For testing the accuracy of new devices using fingerprick blood, we recommend collecting multiple drops of fingerprick blood in an anticoagulant-coated tube (such as BD’s Microtainer Tubes), mixing the blood thoroughly with a pipette, and then apportioning the blood to each device under investigation.16 This method ensures that a test device and reference standard measure blood with the same concentration of components.

For clinical decision making, we recommend using fingerprick blood to assess hemoglobin or WBC concentration only when the degree of variability is acceptable (the degree of acceptable variability will depend on the clinical condition being assessed—for example, a clinician may desire higher accuracy when assessing the need for a blood transfusion than when assessing iron-deficiency anemia). Other studies1,4,5 have examined more closely the bias of capillary blood compared with venous blood, and Neufeld et al2 even suggest a conversion factor. However, these averages do not account for the large variability of hemoglobin and WBC concentration from drop to drop of fingerprick blood. Our data suggest that the running average of hemoglobin and WBC concentration stops changing after averaging 80 μL of fingerprick blood. That is, collecting more than 80 μL provides little additional information. This volume is similar to the four to nine drops (40–90 μL) recommended by Morris et al.7 It should be noted that this volume was derived by mathematically combining individual, separately tested drops of blood; further studies should verify that combining drops before analysis reduces variability to acceptable levels.

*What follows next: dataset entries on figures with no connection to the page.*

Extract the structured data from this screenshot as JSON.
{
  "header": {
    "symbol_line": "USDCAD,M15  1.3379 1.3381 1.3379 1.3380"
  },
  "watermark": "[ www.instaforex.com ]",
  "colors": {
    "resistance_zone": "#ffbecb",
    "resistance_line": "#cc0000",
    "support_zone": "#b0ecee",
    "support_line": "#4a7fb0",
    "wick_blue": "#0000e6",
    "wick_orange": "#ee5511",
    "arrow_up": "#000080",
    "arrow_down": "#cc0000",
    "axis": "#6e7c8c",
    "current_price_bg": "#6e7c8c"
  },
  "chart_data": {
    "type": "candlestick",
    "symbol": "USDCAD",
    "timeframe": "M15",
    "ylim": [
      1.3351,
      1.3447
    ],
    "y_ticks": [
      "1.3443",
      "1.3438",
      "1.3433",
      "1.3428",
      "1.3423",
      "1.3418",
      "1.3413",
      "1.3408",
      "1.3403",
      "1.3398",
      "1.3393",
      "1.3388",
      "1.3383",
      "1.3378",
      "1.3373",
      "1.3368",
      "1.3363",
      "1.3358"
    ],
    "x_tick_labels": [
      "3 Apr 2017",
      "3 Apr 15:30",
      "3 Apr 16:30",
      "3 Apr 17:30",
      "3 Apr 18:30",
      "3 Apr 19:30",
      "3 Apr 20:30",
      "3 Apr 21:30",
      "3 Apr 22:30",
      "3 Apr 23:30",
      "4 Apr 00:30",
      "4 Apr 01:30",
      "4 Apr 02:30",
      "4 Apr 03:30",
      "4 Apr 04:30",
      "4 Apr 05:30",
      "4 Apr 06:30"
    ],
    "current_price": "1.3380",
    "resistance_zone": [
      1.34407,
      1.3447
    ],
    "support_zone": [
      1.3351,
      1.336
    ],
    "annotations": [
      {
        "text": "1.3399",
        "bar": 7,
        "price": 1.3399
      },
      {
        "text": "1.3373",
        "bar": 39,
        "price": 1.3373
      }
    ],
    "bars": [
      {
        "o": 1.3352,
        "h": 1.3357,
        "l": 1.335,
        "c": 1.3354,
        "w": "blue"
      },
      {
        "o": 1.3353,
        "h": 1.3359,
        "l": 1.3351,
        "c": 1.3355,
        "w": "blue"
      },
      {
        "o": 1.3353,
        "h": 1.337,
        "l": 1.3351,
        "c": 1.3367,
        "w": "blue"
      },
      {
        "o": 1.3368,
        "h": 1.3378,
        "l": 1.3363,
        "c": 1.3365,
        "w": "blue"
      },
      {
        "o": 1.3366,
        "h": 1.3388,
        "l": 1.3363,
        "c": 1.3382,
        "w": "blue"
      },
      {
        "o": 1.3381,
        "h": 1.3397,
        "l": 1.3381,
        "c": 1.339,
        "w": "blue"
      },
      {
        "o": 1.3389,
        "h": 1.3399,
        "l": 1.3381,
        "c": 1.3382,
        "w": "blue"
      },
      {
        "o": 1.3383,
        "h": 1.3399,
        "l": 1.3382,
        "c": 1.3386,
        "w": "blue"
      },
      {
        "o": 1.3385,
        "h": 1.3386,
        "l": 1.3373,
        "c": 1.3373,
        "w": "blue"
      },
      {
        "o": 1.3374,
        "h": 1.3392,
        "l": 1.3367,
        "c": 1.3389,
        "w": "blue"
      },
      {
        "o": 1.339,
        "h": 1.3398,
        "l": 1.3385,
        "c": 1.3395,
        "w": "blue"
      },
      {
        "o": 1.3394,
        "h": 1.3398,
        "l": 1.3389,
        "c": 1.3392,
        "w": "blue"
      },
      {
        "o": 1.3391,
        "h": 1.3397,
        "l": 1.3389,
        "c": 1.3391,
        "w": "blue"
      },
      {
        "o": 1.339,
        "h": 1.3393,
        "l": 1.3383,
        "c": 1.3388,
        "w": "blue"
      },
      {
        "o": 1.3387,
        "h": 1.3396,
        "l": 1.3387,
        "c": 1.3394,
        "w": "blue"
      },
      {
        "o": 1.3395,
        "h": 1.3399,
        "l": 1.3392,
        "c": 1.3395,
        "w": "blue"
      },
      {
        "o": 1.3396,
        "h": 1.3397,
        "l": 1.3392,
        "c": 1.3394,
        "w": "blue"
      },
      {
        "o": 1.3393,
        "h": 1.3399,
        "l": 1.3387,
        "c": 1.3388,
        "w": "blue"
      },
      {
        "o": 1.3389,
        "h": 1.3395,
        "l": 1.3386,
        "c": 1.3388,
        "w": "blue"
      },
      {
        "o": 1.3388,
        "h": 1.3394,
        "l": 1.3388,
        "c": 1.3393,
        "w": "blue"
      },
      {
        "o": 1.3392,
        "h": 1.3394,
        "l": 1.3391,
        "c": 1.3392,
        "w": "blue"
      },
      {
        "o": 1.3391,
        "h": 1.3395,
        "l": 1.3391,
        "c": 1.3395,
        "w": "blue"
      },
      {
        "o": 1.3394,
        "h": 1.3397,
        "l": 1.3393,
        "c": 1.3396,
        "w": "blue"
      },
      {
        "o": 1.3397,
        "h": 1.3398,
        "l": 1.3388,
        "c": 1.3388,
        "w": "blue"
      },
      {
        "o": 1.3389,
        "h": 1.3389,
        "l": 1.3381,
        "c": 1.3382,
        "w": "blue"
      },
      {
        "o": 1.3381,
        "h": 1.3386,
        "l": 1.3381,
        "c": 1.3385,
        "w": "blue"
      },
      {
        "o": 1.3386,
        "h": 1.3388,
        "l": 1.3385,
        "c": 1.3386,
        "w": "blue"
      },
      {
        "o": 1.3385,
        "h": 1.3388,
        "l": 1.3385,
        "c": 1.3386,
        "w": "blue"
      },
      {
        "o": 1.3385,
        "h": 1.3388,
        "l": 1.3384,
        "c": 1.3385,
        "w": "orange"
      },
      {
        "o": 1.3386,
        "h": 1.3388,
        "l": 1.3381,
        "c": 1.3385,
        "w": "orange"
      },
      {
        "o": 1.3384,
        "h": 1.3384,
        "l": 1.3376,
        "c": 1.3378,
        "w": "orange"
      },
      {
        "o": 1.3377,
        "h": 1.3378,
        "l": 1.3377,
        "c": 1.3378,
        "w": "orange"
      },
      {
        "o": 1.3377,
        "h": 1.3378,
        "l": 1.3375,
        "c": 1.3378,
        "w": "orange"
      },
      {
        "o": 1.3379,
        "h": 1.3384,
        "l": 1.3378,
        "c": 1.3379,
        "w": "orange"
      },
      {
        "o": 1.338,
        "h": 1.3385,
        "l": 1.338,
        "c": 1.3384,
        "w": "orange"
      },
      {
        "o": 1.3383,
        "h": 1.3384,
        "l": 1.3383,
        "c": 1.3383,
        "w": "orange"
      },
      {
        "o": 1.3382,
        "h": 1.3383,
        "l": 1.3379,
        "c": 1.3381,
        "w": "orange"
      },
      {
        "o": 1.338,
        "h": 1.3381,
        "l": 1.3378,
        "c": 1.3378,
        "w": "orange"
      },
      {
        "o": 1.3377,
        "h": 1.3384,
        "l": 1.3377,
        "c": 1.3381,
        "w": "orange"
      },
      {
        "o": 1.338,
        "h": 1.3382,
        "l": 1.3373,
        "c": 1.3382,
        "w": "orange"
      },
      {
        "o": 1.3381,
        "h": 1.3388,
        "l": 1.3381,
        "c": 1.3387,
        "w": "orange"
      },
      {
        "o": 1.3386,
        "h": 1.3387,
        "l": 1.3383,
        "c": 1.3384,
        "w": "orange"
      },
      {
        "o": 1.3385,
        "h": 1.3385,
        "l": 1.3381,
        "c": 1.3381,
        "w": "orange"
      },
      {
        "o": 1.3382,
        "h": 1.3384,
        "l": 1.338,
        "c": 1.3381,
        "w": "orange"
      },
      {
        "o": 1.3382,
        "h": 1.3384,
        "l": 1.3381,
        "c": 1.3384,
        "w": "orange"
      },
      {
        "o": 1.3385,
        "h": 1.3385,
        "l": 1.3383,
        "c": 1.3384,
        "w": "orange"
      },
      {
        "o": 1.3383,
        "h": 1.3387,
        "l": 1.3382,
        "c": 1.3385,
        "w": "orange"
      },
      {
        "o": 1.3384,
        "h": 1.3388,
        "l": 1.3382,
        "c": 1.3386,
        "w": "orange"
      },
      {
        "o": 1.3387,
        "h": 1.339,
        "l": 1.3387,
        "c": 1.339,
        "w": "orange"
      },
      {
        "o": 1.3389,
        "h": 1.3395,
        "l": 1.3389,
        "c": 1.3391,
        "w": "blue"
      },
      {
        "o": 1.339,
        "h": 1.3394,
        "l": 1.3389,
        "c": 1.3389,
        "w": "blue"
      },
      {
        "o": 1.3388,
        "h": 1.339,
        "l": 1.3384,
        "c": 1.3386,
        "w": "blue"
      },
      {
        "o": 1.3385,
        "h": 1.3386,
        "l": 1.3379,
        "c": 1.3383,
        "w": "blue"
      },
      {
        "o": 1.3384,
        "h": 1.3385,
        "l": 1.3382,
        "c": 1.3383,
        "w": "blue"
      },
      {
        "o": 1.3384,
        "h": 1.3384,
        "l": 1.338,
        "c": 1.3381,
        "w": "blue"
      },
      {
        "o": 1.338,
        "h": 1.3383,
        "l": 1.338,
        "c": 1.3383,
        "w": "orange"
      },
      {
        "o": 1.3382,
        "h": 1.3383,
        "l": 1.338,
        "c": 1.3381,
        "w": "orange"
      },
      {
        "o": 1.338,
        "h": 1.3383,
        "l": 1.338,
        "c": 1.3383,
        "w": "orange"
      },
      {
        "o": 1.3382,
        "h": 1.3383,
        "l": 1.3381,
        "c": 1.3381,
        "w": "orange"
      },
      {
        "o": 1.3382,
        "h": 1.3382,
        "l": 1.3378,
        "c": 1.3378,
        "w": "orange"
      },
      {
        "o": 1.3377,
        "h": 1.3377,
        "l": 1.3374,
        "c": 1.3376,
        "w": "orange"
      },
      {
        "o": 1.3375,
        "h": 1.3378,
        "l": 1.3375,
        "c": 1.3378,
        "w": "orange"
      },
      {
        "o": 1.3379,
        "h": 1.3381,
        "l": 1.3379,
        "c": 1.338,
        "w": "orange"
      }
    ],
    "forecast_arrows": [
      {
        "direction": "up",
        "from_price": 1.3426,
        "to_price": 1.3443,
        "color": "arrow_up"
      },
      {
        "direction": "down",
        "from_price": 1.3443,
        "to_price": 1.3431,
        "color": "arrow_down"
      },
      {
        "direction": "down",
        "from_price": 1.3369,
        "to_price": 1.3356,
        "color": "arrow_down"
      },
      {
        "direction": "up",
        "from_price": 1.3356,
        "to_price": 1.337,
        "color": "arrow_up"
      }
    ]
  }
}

In recent years, a large number of devices using tiny volumes of blood have been developed. Our data suggest caution in using the results of these hemoglobin and WBC tests for clinical decision making, such as determining anemia status. (Other studies need to be conducted to assess the drop-to-drop variability for other analytes.) The options for clinicians seem to be to (1) accept the inaccuracy of fingerprick blood on these devices as a trade-off for easy blood collection; (2) collect, read, and average multiple fingerprick samples, gaining accuracy but sacrificing cost and time; or (3) collect and analyze venous blood.

Acknowledgments

We thank our volunteer blood donors for making this study possible.

Footnotes

  • This work is funded by a grant from the Bill & Melinda Gates Foundation through the Grand Challenges in Global Health Initiative. This material is based on work supported by the National Science Foundation Graduate Research Fellowship under grant 0940902.